When more than one BAM is given to --bamfile no Counts.txt is created. This doesn't seem like the behavior that I intended. But there may have been a technical reason ... I will look into it and report back on this thread.

The workaround is simple: First merge your multiple bamfiles making sure to mark readgroups per file names using the -r switch on samtools merge :

samtools merge --threads [n_threads] -r -o merged.bam in1.bam in2.bam ...

You can then input the merged.bam file as a single argument to ShortStack's --bamfile option, and Counts.txt file will be created.

[MikeAxtell]

As of commit 5335d2ee9f1168a667e866d8746a250a0ce900ee this enhancement has been added. Now, when user inputs more than one BAM file to --bamfile, a Counts.txt will be created.

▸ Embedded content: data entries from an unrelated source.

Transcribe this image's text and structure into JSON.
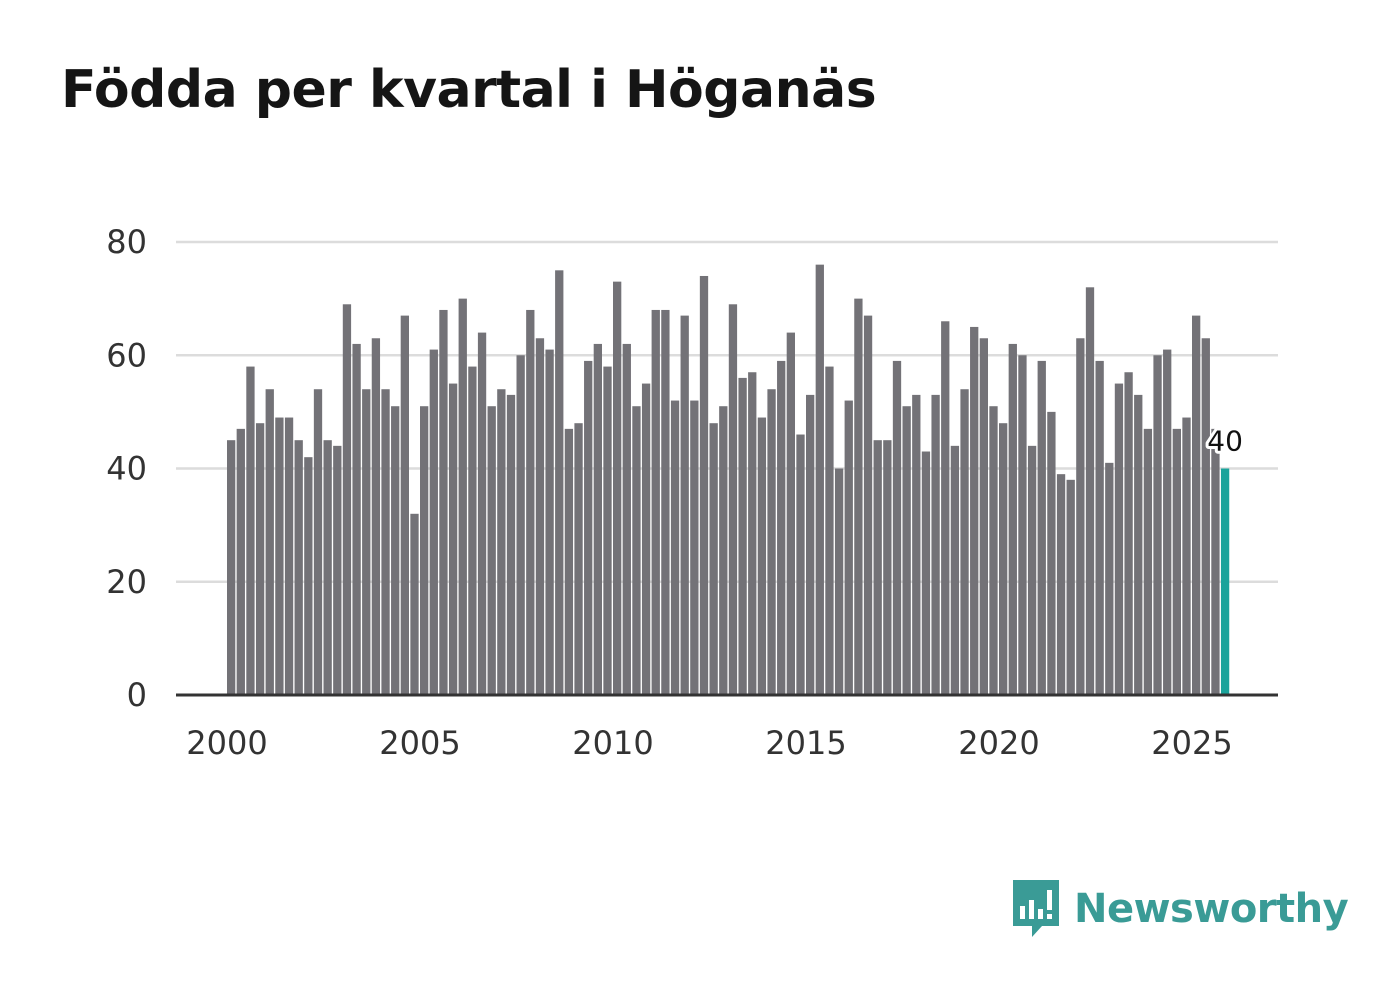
{
  "chart_data": {
    "type": "bar",
    "title": "Födda per kvartal i Höganäs",
    "xlabel": "",
    "ylabel": "",
    "ylim": [
      0,
      80
    ],
    "yticks": [
      "0",
      "20",
      "40",
      "60",
      "80"
    ],
    "xticks": [
      "2000",
      "2005",
      "2010",
      "2015",
      "2020",
      "2025"
    ],
    "grid": true,
    "start_year": 2000,
    "start_quarter": 1,
    "series": [
      {
        "name": "Födda",
        "color": "#737277",
        "highlight_color": "#1aa39b",
        "values": [
          45,
          47,
          58,
          48,
          54,
          49,
          49,
          45,
          42,
          54,
          45,
          44,
          69,
          62,
          54,
          63,
          54,
          51,
          67,
          32,
          51,
          61,
          68,
          55,
          70,
          58,
          64,
          51,
          54,
          53,
          60,
          68,
          63,
          61,
          75,
          47,
          48,
          59,
          62,
          58,
          73,
          62,
          51,
          55,
          68,
          68,
          52,
          67,
          52,
          74,
          48,
          51,
          69,
          56,
          57,
          49,
          54,
          59,
          64,
          46,
          53,
          76,
          58,
          40,
          52,
          70,
          67,
          45,
          45,
          59,
          51,
          53,
          43,
          53,
          66,
          44,
          54,
          65,
          63,
          51,
          48,
          62,
          60,
          44,
          59,
          50,
          39,
          38,
          63,
          72,
          59,
          41,
          55,
          57,
          53,
          47,
          60,
          61,
          47,
          49,
          67,
          63,
          47,
          40
        ]
      }
    ],
    "annotation": {
      "label": "40",
      "index": 103
    }
  },
  "brand": {
    "name": "Newsworthy",
    "color": "#3a9b96"
  }
}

This will be included in the next release, 4.0.4, which should be out soon.

[mikrzol]

Hi Prof. Axtell,

thanks for the update. Glad I could point out a bug and it'll get fixed soon!

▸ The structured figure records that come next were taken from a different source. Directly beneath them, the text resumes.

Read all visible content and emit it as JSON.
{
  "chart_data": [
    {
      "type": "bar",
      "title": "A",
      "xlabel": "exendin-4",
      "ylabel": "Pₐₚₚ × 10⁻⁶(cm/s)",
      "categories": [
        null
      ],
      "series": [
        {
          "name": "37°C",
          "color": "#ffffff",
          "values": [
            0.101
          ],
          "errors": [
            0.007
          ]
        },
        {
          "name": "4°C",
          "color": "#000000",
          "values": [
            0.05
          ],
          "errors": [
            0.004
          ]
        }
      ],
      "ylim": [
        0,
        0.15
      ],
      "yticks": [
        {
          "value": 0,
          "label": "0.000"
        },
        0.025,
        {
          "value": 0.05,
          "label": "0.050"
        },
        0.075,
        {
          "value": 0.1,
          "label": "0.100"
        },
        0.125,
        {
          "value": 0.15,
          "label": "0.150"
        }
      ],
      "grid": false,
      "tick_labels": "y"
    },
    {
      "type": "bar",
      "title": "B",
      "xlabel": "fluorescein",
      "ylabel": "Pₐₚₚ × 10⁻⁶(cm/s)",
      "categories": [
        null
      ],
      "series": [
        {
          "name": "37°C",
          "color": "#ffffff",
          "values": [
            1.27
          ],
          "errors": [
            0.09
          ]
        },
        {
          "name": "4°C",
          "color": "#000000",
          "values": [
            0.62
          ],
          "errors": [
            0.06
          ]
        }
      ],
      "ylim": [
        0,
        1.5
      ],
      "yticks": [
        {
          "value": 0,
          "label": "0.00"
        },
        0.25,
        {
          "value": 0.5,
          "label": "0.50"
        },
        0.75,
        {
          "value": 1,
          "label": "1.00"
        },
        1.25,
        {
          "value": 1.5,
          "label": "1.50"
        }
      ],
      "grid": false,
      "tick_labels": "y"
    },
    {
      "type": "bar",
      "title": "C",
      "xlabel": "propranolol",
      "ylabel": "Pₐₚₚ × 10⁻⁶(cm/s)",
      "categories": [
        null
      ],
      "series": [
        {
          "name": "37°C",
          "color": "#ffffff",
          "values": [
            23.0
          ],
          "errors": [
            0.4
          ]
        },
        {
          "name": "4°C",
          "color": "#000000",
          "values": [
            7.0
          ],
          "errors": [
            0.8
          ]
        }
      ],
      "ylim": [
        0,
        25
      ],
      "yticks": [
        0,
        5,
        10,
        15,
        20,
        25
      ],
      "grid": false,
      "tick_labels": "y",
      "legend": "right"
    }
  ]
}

Thanks also for the suggestion to split the alignment and merge the alignments later. I submitted the jobs to perform in parallel on the server I'm using for the analysis and I ran into some issues, but it was probably because of wrong versions of tools being used for some reason (e.g., the default server samtools rather than the one installed in the conda environment with ShortStack).

I'll keep you updated.

[MikeAxtell]

Resolved in release 4.0.4

[mikrzol]

Hi Prof. Axtell,

thanks for resolving the issue. I tried using ShortStack (4.0.3) to first align files in batches, then merging them into one file with samtools merge -r, and finally using the resulting file as the input, but I still didn't get the Counts.txt file (despite using only one merged.bam file).

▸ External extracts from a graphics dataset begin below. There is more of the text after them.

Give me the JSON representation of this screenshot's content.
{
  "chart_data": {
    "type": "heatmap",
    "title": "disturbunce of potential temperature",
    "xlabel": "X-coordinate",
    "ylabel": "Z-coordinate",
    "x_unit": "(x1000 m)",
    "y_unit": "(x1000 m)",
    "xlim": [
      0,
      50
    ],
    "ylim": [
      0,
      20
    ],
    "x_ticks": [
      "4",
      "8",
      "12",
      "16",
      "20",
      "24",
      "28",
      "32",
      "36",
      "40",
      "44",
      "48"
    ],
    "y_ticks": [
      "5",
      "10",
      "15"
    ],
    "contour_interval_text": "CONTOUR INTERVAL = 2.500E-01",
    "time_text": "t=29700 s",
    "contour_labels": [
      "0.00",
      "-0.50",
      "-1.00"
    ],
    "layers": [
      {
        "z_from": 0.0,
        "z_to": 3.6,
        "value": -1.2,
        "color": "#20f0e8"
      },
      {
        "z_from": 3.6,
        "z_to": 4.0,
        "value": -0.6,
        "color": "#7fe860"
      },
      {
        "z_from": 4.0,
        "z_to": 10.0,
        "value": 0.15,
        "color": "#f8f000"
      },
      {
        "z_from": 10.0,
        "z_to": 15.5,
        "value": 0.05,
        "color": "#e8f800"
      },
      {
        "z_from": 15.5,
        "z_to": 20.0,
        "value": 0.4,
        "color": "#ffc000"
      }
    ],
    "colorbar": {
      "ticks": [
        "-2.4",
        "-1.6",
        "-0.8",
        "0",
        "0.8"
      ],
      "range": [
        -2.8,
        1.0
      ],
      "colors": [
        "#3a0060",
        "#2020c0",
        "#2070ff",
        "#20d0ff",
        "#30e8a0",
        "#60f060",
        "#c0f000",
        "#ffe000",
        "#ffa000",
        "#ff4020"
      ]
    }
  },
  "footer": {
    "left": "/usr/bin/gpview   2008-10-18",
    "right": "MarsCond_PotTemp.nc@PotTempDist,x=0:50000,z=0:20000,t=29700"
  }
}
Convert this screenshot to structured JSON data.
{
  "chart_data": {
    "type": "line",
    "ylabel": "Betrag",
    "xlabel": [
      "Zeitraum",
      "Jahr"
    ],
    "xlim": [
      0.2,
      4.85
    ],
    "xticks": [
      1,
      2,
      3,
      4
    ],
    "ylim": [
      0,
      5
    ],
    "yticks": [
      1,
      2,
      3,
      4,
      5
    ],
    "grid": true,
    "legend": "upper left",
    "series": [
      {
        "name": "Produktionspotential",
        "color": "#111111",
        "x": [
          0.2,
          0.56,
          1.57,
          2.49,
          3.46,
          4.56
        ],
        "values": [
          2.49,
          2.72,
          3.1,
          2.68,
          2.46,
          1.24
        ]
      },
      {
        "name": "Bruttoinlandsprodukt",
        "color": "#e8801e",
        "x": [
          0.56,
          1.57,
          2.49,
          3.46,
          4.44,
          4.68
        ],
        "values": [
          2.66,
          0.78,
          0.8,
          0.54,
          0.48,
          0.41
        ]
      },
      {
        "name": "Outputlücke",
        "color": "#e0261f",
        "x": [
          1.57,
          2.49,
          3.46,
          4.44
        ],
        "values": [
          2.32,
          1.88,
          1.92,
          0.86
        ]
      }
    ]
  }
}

I hope updating ShortStack will solve the issue. Would you kindly add the newest version to bioconda for ease of access?

[MikeAxtell]

Yes, version 4.0.4 should solve this. New releases are automatically bumped by bionconda. Except that right now the bioconda system for updating recipes is broken ... see https://github.com/bioconda/bioconda-recipes/issues/41025 ShortStack v4.0.4 will show up on bioconda as soon as bioconda's team solves their current technical issues. That is out of my hands.

In the meantime you can just download the ShortStack v4.0.4 script directly from this repo and execute it in a suitable environment.

[dirkjanvw]

Hi! Just a quick note that ShortStack v4.0.4 is now available via bioconda :) The issues with the bioconda system seem solved.